50 g Roggenkörner (Weizenkörner waren aus ....)
1 Würfel Hefe
350 g Joghurt-Milch (Buttermilch steht ja noch im Laden)
30 g Honig
2 TL Salz
480 g Weizenmehl Typ 1050

Zubereitung dann wie im Buch beschrieben. Statt der Buttermilch habe ich einen Becher Joghurt mit Milch "gestreckt" so dass es von der Konsistenz her zumindest wie Buttermilch aussah - und hab gehofft, dass es klappt. 

Nun also einen Hefeteig herstellen und gehen lassen. Dazu habe ich den Teig aber umgefüllt - ich wollte ja gleich anschließend die Mettwurst herstellen.

Ich muss sagen - der Teig ist super zu verarbeiten - auch mit Joghurt-Milch statt Buttermilch. Mixtopf umdrehen - und schon fällt er raus. Und was jetzt noch so am Messer klebt bekommt man super gut weg. 

Dann also zur Mettwurst

Da war ich ja recht skeptisch. Aus so wenigen Zutaten was mettwurstähnliches zaubern? Ob das klappt? Aber ich hab ja bisher nur gehört, dass ALLES von Christine klappt - also leg ich los.....

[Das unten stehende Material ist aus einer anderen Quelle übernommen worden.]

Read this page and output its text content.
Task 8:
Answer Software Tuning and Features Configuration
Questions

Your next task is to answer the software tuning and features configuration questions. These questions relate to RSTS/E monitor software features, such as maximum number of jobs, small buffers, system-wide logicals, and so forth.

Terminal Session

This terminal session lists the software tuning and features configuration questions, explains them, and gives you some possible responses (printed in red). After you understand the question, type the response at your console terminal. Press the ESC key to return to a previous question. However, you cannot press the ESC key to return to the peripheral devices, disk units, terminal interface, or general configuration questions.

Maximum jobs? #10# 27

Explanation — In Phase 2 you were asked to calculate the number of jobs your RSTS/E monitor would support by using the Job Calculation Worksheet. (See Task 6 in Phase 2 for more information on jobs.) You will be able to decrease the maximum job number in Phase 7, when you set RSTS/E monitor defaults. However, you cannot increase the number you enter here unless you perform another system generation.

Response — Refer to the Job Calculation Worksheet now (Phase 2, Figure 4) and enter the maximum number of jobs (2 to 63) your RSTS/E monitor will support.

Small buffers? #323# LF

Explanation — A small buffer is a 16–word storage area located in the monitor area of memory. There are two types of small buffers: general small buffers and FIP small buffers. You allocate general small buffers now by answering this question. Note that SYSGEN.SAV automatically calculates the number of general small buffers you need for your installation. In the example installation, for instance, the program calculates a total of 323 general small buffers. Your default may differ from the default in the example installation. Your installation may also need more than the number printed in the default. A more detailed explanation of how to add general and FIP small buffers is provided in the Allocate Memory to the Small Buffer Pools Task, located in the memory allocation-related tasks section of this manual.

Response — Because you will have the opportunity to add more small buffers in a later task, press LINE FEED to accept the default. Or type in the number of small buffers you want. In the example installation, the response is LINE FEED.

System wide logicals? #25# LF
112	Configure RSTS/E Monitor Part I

..... und bin gefühlte 30 Sekunden später schon wieder fertig. Das ging ja wirklich super einfach - und es sieht top aus und fühlt sich auch sehr gut an. Schon mal etwas rausklauen aus dem TM und testen. Hmmm - schmeckt super.... wenn auch ein wenig salziglastig. Die Mettwurst wandert jetzt erstmal noch in den Kühlschrank bis die Semmeln fertig sind.


Nach 1 Stunde Gehzeit den Hefeteig teilen (ich wollte kleine Semmeln - also hab ich 16 Teile draus gemacht) und zu Semmeln schleifen. Dann in Wasser und etwas Mohn tauchen - und auf ein Blech oder auf den großen Zauberstein setzen. 

So wie es im Rezept auch steht habe ich die Semmeln dann sofort gebacken (nun gut - ich hab sie vorher noch eingeschnitten). 

Nach 20 Minuten waren sie bei mir noch etwas blass - aber nach guten 30 Minuten waren sie dann perfekt. 

Noch auskühlen lassen. Und dann ganz neugierig probieren. 
Was soll ich sagen .... das ist echt lecker - und so hätte ich das definitiv nicht erwartet. Das nächste Mal werde ich die Semmeln noch etwas vor dem backen gehen lassen - dann werden sie evtl. noch etwas luftiger. Aber auch so sind es supereinfache und leckere Brotzeitsemmeln.

Die Kombination aus der Mettwurst und den etwas süßen Semmeln (ich werde das nächste Mal den Honig ein wenig reduzieren - das ist aber wie so vieles Geschmacksache) ist dies ein perfektes Ensemble zur Brotzeit. Und nicht nur mir sondern meinen vielen "Testessern" aus der Familie hat es sehr gut geschmeckt - und ruck zuck waren sowohl Semmeln als auch Mettwurst schon wieder weg.

Pur ist uns persönlich die Mettwurst ein wenig zu salzig. Das liegt aber vielleicht auch am von mir verwendeten Schinken. Hier ein Drittel des Schwarzwälder Schinkens gegen einen anderen ausgetauscht (oder eventuell werde ich auch mal eine andere Sorte ausprobieren) dann ist auch diese Mettwurst für uns perfekt. Ich hätte ja ehrlich nie gedacht, dass man selbst aus so wenigen Zutaten so leckere Wurst machen kann!

Ich freu mich definitiv noch mehr über meine Bücher von Christine.... und hab schon das nächste Testrezept rausgelegt ... und versuche diesmal tatsächlich alle Zutaten zu Hause zu haben - ich möchte nicht wieder improvisieren müssen.